É normal morrer, aqui nas fronteiras da Europa. É normal lutar para que a Ucrânia se torne Europa: um país, um povo da Europa, não apenas uma zona fronteiriça, uma zona de influência, um território estratégico. Tonya tem sido ativista por Antac, grupo anticorrupção que muito antes da Europa descobrir a Ucrânia, ele queria que a Ucrânia se tornasse mais livre, mais limpa, mais transparente, mais democrática, mais europeia. Para eles UE Ucrânia, a associação que acabamos de fundar com Giovanni Kessler, Michele Nicoletti e Patrizia Zanon, trouxe os primeiros socorros: torniquetes hemostáticos para não sangrar até a morte, um dispositivo de visão noturna para não morrer por ser abatido, óculos de proteção para não acabar cego, um drone de reconhecimento para não morrer abatido. Se eles vieram os russos, os militantes eles sabem que estão na lista negra de pessoas para prender ou matar.

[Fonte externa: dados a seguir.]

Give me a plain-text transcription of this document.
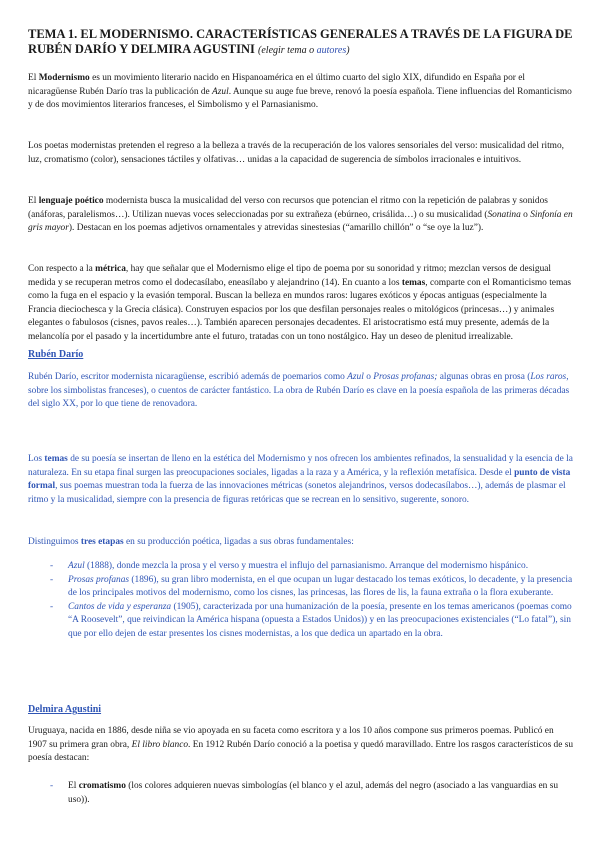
TEMA 1. EL MODERNISMO. CARACTERÍSTICAS GENERALES A TRAVÉS DE LA FIGURA DE RUBÉN DARÍO Y DELMIRA AGUSTINI (elegir tema o autores)

El Modernismo es un movimiento literario nacido en Hispanoamérica en el último cuarto del siglo XIX, difundido en España por el nicaragüense Rubén Darío tras la publicación de Azul. Aunque su auge fue breve, renovó la poesía española. Tiene influencias del Romanticismo y de dos movimientos literarios franceses, el Simbolismo y el Parnasianismo.

Los poetas modernistas pretenden el regreso a la belleza a través de la recuperación de los valores sensoriales del verso: musicalidad del ritmo, luz, cromatismo (color), sensaciones táctiles y olfativas… unidas a la capacidad de sugerencia de símbolos irracionales e intuitivos.

El lenguaje poético modernista busca la musicalidad del verso con recursos que potencian el ritmo con la repetición de palabras y sonidos (anáforas, paralelismos…). Utilizan nuevas voces seleccionadas por su extrañeza (ebúrneo, crisálida…) o su musicalidad (Sonatina o Sinfonía en gris mayor). Destacan en los poemas adjetivos ornamentales y atrevidas sinestesias (“amarillo chillón” o “se oye la luz”).

Con respecto a la métrica, hay que señalar que el Modernismo elige el tipo de poema por su sonoridad y ritmo; mezclan versos de desigual medida y se recuperan metros como el dodecasílabo, eneasílabo y alejandrino (14). En cuanto a los temas, comparte con el Romanticismo temas como la fuga en el espacio y la evasión temporal. Buscan la belleza en mundos raros: lugares exóticos y épocas antiguas (especialmente la Francia dieciochesca y la Grecia clásica). Construyen espacios por los que desfilan personajes reales o mitológicos (princesas…) y animales elegantes o fabulosos (cisnes, pavos reales…). También aparecen personajes decadentes. El aristocratismo está muy presente, además de la melancolía por el pasado y la incertidumbre ante el futuro, tratadas con un tono nostálgico. Hay un deseo de plenitud irrealizable.

Rubén Darío

Rubén Darío, escritor modernista nicaragüense, escribió además de poemarios como Azul o Prosas profanas; algunas obras en prosa (Los raros, sobre los simbolistas franceses), o cuentos de carácter fantástico. La obra de Rubén Darío es clave en la poesía española de las primeras décadas del siglo XX, por lo que tiene de renovadora.

Los temas de su poesía se insertan de lleno en la estética del Modernismo y nos ofrecen los ambientes refinados, la sensualidad y la esencia de la naturaleza. En su etapa final surgen las preocupaciones sociales, ligadas a la raza y a América, y la reflexión metafísica. Desde el punto de vista formal, sus poemas muestran toda la fuerza de las innovaciones métricas (sonetos alejandrinos, versos dodecasílabos…), además de plasmar el ritmo y la musicalidad, siempre con la presencia de figuras retóricas que se recrean en lo sensitivo, sugerente, sonoro.

Distinguimos tres etapas en su producción poética, ligadas a sus obras fundamentales:

- Azul (1888), donde mezcla la prosa y el verso y muestra el influjo del parnasianismo. Arranque del modernismo hispánico.
- Prosas profanas (1896), su gran libro modernista, en el que ocupan un lugar destacado los temas exóticos, lo decadente, y la presencia de los principales motivos del modernismo, como los cisnes, las princesas, las flores de lis, la fauna extraña o la flora exuberante.
- Cantos de vida y esperanza (1905), caracterizada por una humanización de la poesía, presente en los temas americanos (poemas como “A Roosevelt”, que reivindican la América hispana (opuesta a Estados Unidos)) y en las preocupaciones existenciales (“Lo fatal”), sin que por ello dejen de estar presentes los cisnes modernistas, a los que dedica un apartado en la obra.
Delmira Agustini

Uruguaya, nacida en 1886, desde niña se vio apoyada en su faceta como escritora y a los 10 años compone sus primeros poemas. Publicó en 1907 su primera gran obra, El libro blanco. En 1912 Rubén Darío conoció a la poetisa y quedó maravillado. Entre los rasgos característicos de su poesía destacan:

- El cromatismo (los colores adquieren nuevas simbologías (el blanco y el azul, además del negro (asociado a las vanguardias en su uso)).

Os vinte e poucos anos da cidade de K. não têm dúvidas: para eles, viver como europeus livres significa resistir ao exército invasor (e massacre de civis inocentes, mesmo em cidades ao redor da capital). Visto daquida casa de Tonya no vigésimo segundo andar, com sua geladeira cinza que fala da Europa, nossos debates televisionados onde as estrelas do pensamento crítico são ainda mais surreais ensinar ucranianos e ucranianos o que fazer: Putin é mau, claro, mas não seja mau, deixe-o Donbass, Mariupol, acesso ao mar, a cidade universitária de Kharkiv, nobre Odessa… Resigne-se se ele voltar para sitiar Kiev, lembre-se de que a vida é mais preciosa que a liberdade … melhor os russos do que os mortos, vamos lá. Notícias daqui, da cidade de Kiev que, nos planos explícitos de Putin, acabará por ser normalizada como a capital provincial do Império Russo 2.0, esses discursos soam absurdos, atrozes.

Tonya, Hanna, Tetyana, Katya, Dasha, Vitaliy, Dmytro, Roman, Sasha, as mulheres livres e os homens livres da cidade de K. não podem compreender. Mas como?!: se quisessem tomar seu Trento, seu Bolzano, você não resistiria à arrogância, à injustiça, à opressão? Gianni K. e eu, neste cruel mês de abril na cidade de K., não sabemos como explicar-lhe o debate italiano. Não, você não pode. Eles se sentem na Europa. Eles gostariam de estar lá. Livres e não escravos. Vivos e mortos-vivos. Eles se sentem atacados justamente por serem europeus. Precisamente por isso eles esperam solidariedade, eles contam conosco para estar ao seu lado. É precisamente por esta razão que a UE Ucrânia nasceu. Assim diz a geladeira cinzenta de Tonya, uma garota da Europa, nossa irmã da Europa, nesta manhã cinzenta na cidade livre, mas sitiada e ameaçada de K.